- 458 Okunma
- 0 Yorum
- 0 Beğeni
AVCI (4)
Sevdiği şimdi yanımda olmalıydı ki gecenin ayazı bana tesir etmesin diye iç geçirdi umutsuzlukla. Alsam sol yanıma, sarılsam ince beline, dayasa uzun sarı saçlı başını sol omzuma, aynı battaniyeye sarılıp körüklersem ateşi, kim üşür gecenin kemirici soğuğunda?
Uçlarını okşarken, öpüversem kaçamaktan sarı dalgalı saçlarını.
Sağ elimle tutsam gamzeli çenesini, çevirsem güzel yüzünü benden beri.
Yeşil gözlerinin derinliğine dalarken minik bir öpücük kondursam hafiften aralanmış etli dudaklarına.
Kırar mıyım, kızdırır mıyım, küstürür müyüm? Endişesi duymadı dense yalan olurdu.
Ama neden kırılsın ki?

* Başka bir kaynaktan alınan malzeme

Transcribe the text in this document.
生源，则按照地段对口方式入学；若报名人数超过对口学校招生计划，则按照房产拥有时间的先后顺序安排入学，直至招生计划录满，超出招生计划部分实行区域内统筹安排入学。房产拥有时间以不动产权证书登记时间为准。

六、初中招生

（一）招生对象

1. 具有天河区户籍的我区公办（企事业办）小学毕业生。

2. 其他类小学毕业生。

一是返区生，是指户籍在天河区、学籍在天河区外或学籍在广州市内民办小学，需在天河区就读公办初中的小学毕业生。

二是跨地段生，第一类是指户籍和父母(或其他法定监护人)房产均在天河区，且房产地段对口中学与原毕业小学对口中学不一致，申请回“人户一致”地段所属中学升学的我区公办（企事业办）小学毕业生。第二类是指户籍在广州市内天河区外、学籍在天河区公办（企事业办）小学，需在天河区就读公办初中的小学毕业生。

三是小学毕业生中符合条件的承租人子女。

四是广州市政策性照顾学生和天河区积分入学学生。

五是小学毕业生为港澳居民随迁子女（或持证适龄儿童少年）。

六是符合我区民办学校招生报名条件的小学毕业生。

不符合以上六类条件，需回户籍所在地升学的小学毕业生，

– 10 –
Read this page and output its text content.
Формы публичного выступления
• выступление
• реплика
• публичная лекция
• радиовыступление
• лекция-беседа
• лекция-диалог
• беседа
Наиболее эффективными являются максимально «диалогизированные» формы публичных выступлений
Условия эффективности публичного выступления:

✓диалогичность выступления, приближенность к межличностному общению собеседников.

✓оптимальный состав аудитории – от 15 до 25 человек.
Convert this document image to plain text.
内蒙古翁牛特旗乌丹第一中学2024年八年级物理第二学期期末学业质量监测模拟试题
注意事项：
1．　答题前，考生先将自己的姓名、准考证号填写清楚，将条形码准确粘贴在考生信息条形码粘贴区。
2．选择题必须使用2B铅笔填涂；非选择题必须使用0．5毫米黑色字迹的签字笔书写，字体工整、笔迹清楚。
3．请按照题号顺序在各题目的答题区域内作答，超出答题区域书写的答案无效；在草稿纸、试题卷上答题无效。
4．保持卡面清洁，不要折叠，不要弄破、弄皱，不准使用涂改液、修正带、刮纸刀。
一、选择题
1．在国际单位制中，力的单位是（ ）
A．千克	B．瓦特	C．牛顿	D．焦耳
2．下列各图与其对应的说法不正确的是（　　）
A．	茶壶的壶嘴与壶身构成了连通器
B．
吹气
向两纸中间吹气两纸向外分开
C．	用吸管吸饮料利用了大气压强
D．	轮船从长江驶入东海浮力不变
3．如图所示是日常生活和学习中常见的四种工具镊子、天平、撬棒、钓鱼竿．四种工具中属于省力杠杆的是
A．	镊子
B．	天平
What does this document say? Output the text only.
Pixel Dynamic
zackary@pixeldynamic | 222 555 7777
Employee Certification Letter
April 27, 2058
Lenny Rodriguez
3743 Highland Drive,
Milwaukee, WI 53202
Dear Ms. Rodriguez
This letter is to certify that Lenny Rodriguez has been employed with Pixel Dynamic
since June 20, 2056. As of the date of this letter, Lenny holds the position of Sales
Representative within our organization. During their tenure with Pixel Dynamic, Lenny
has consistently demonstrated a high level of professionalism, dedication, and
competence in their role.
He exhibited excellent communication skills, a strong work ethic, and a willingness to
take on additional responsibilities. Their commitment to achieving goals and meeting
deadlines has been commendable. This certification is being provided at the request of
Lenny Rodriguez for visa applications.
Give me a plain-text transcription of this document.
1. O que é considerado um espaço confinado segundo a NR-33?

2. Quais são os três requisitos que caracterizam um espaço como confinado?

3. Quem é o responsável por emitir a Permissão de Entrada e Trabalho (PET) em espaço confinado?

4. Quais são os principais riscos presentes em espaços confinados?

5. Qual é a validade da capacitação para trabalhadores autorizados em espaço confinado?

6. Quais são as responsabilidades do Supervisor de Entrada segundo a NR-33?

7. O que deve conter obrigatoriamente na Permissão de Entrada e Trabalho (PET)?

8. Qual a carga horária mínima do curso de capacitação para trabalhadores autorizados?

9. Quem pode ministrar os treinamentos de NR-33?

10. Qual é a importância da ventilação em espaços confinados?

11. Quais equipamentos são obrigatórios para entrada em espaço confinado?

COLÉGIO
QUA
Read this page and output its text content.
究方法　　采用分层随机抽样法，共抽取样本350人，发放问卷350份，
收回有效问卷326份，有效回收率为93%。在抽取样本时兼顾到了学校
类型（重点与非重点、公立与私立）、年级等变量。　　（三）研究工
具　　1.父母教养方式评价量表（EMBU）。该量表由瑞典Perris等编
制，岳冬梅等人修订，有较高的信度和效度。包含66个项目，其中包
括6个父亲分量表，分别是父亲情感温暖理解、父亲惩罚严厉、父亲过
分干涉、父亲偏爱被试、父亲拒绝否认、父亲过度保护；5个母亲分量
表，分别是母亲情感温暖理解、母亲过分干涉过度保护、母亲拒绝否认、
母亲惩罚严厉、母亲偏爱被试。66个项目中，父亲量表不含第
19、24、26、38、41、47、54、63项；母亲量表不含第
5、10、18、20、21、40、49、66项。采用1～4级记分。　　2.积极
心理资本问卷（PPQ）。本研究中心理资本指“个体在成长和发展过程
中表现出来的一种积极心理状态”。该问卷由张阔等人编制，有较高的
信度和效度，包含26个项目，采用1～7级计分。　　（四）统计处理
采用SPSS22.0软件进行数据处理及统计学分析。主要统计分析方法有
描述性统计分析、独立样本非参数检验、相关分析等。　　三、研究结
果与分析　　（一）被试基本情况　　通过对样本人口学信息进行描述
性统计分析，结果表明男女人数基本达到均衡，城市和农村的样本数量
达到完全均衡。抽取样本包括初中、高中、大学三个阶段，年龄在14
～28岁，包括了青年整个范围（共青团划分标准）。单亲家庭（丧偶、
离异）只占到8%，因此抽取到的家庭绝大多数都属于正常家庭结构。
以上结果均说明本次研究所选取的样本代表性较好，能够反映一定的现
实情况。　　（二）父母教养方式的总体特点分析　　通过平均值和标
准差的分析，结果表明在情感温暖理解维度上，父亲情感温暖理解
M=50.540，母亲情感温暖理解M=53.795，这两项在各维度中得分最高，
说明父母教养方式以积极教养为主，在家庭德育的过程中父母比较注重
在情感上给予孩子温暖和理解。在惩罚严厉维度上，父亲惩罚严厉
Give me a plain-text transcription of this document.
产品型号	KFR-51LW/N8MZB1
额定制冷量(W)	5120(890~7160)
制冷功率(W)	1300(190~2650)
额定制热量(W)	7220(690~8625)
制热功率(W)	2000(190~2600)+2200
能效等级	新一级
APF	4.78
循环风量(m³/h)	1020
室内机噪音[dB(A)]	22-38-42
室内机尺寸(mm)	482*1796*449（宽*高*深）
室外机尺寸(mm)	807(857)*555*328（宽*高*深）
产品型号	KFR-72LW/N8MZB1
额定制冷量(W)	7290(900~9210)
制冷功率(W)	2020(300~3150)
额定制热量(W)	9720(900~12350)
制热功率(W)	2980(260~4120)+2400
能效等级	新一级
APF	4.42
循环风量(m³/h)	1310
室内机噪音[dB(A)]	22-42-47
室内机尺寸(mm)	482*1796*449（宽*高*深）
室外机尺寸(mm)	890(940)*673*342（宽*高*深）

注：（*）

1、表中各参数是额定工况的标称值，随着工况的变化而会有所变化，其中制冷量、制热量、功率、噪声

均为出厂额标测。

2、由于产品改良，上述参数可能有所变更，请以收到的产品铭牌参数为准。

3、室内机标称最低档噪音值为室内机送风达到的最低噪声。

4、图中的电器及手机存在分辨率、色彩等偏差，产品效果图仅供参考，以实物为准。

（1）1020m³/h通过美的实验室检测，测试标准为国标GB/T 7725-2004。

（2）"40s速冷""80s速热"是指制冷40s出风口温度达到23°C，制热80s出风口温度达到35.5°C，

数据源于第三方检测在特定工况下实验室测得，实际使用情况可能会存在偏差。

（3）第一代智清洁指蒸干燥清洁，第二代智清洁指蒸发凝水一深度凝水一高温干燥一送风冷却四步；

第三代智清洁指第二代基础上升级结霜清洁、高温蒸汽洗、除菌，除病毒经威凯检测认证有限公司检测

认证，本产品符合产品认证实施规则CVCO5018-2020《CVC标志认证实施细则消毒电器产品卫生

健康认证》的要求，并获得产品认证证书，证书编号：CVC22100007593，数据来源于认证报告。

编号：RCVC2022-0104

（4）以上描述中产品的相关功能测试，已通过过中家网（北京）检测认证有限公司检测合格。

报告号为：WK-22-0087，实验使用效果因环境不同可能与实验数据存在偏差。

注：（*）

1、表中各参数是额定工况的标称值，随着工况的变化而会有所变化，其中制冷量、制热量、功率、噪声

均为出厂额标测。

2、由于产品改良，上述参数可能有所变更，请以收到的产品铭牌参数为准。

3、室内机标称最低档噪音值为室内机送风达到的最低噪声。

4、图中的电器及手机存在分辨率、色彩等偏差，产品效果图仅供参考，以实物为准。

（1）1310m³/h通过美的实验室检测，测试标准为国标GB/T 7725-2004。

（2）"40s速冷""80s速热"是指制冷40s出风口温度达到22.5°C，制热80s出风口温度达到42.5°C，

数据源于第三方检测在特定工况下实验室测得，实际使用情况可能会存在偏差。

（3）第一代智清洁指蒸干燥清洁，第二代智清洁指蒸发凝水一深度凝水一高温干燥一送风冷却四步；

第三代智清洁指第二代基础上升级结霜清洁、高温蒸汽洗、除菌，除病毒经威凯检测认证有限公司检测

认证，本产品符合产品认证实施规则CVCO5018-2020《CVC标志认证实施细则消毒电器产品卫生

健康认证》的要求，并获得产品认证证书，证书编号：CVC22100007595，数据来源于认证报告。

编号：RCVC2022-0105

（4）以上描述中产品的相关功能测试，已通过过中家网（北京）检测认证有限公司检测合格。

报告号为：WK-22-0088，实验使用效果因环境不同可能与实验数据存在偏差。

Diyerek kendini teselli etmeye çalıştı hayalinde.
Böylesine muhteşem bir güzelliğe sahip olan biri gece yarısı Uludağ’da ateşin başında, aynı battaniyenin koruması altında sevdiğinin kolları arasındaysa, öpmesine neden darılsın, neden kırılsın, neden tavır yapsındı?
Sarılmasa, sevdiğini kulağına fısıldamasa, kendine hâkim olamayıp öpmese asıl o zaman tuhaf olmaz mıydı?
Ulu yaradan bir kulunu böylesine çarpıcı, böylesine harika yaratmışsa, onu sevmemek onu yaradana isyan olmaz mıydı?
Peş peşe geçiyordu saatler ateşin başında avcı hayaller kurarken.
Birden kendine geliyor, kendi kendine sorular soruyordu: Ya beni kandırmışsa, ya beni aramazsa, ya gittiği gibi beni unutursa.
Şeytan tüm hünerini gösteriyordu, kafasının içine saçma sapan sorular gönderiyordu.
Onu ormanda avcının bulduğu doğruydu da, ellerini ilk birleştiren o değildi ki derenin karşısına geçirmeye çalışırken elini tutmasın haricinde.
Güzel kız tutmuştu elini ortada bir sebep yokken. Güzel kız kendi yaslamıştı bedenini bedenine, ardıç kaplı çayırda istasyona doğru yürürken.
Güzel kız kendi demişti avcıya; seni seviyorum, gidiyorum; ama mutlaka, mutlaka arayacağım, mutlaka bir daha görüşeceğiz deyivermişti otobüse binerken.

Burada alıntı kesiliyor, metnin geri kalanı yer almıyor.